Хартфорд был респектабельным, но довольно скучным небольшим колледжем. Когда мистер Боулби объявлял в школе, что я поступил стипендиатом в университет, об этом колледже он сказал покровительственным тоном и с грамматическими ошибками, что, мол, это «очень растущий колледж», чем несказанно рассмешил отца. Если можно верить моим детям, Хартфорд не очень-то вырос с тех пор. В мое время среди тамошних донов не было ни одного значительного ученого; среди студентов — ни членов Буллингтонского клуба [135] , ни президента университетских Дискуссионного или Театрального обществ, ни членов сборной университета по гребле — лодка никогда не подходила близко к верховьям реки. В те времена среди колледжей университета существовала общепринятая очередность на занятие президентского поста. Хартфорд продвинулся в этой очереди дальше середины, наравне с Ориелем и Экстером. Непосредственно из моих сокурсников вышли: посол, епископ, председатель Верховного суда в доминионе, киноактер, популярный композитор, Q.C. [136] . Были ли среди них еще выдающиеся личности, не знаю.
135
Клуб для отдыха и развлечения студентов из состоятельных семей в Оксфорде.
136
Королевский адвокат.
В преимущества колледжа входили хорошая кухня и уникальная система обучения, по которой студенты занимались дома: не было ни перекличек, ни обязательного посещения церковных служб, как в других колледжах, так что не приходилось вылезать из теплой постели и выскакивать на утренний холод.
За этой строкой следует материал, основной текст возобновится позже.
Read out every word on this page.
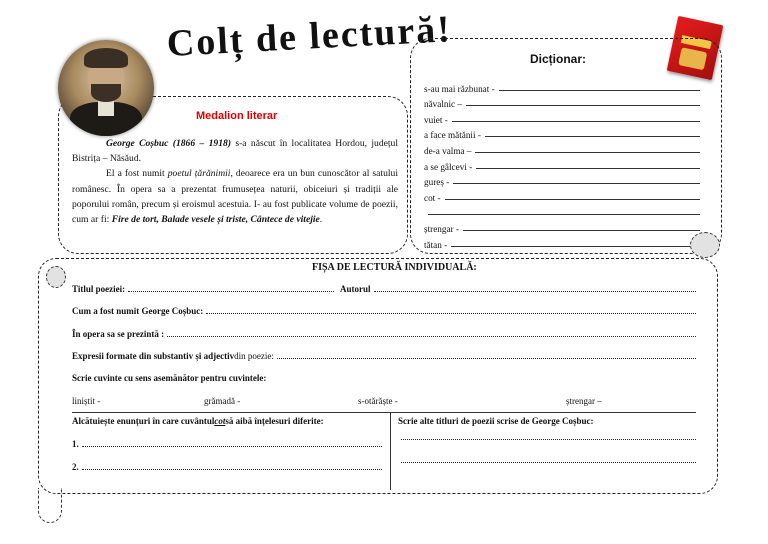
Colț de lectură!
Medalion literar

George Coșbuc (1866 – 1918) s-a născut în localitatea Hordou, județul Bistrița – Năsăud.

El a fost numit poetul țărănimii, deoarece era un bun cunoscător al satului românesc. În opera sa a prezentat frumusețea naturii, obiceiuri și tradiții ale poporului român, precum și eroismul acestuia. I- au fost publicate volume de poezii, cum ar fi: Fire de tort, Balade vesele și triste, Cântece de vitejie.

Dicționar:
s-au mai răzbunat -
năvalnic –
vuiet -
a face mătănii -
de-a valma –
a se gâlcevi -
gureș -
cot -
ștrengar -
tătan -
FIȘA DE LECTURĂ INDIVIDUALĂ:
Titlul poeziei:	Autorul
Cum a fost numit George Coșbuc:
În opera sa se prezintă :
Expresii formate din substantiv și adjectiv din poezie:
Scrie cuvinte cu sens asemănător pentru cuvintele:
liniștit -	grămadă -	s-otărăște -	ștrengar –
Alcătuiește enunțuri în care cuvântul cot să aibă înțelesuri diferite:	Scrie alte titluri de poezii scrise de George Coșbuc:
1.
2.
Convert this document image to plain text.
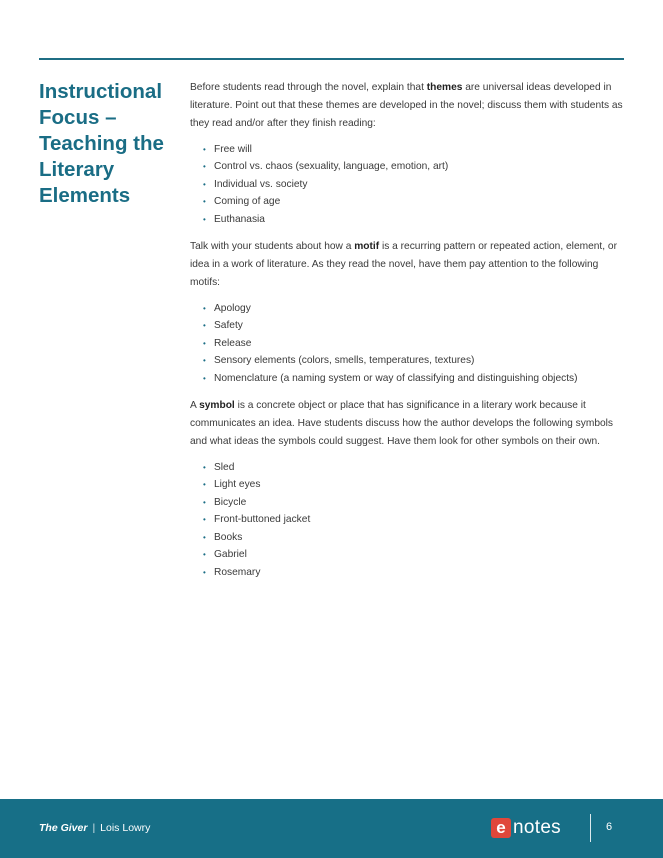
Instructional
Focus –
Teaching the
Literary
Elements

Before students read through the novel, explain that themes are universal ideas developed in literature. Point out that these themes are developed in the novel; discuss them with students as they read and/or after they finish reading:

• Free will
• Control vs. chaos (sexuality, language, emotion, art)
• Individual vs. society
• Coming of age
• Euthanasia

Talk with your students about how a motif is a recurring pattern or repeated action, element, or idea in a work of literature. As they read the novel, have them pay attention to the following motifs:

• Apology
• Safety
• Release
• Sensory elements (colors, smells, temperatures, textures)
• Nomenclature (a naming system or way of classifying and distinguishing objects)

A symbol is a concrete object or place that has significance in a literary work because it communicates an idea. Have students discuss how the author develops the following symbols and what ideas the symbols could suggest. Have them look for other symbols on their own.

• Sled
• Light eyes
• Bicycle
• Front-buttoned jacket
• Books
• Gabriel
• Rosemary
The Giver | Lois Lowry	e notes	6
Чтобы получить стипендию, нужно было принадлежать к англиканской церкви, иными словами, не состоять членом никакой другой. Я в методистскую церковь никогда не ходил.
Приятно было и то, что Хартфорд был свободен как от студенческого «корпоративного духа», отравлявшего жизнь во многих небольших колледжах, так и от хулиганских выходок, случавшихся порой как бунт против эксцентричности крупных; хотя признаюсь истины ради, что то и другое проявилось-таки, когда на «пьянке новичков» — без каковой, думаю, не могло обойтись — бледный от выпитого старшекурсник вломился ко мне в комнату, воинственно вопрошая, что я «сделал для колледжа». Я ответил, что выпил в его честь, и друзья парня увели его, пока он не натворил бед. Никого никогда не грабили, не устраивали погрома в его комнате, не заколачивали его дверь. Это было либеральное, цивилизованное место, где можно было жить, как тебе нравится.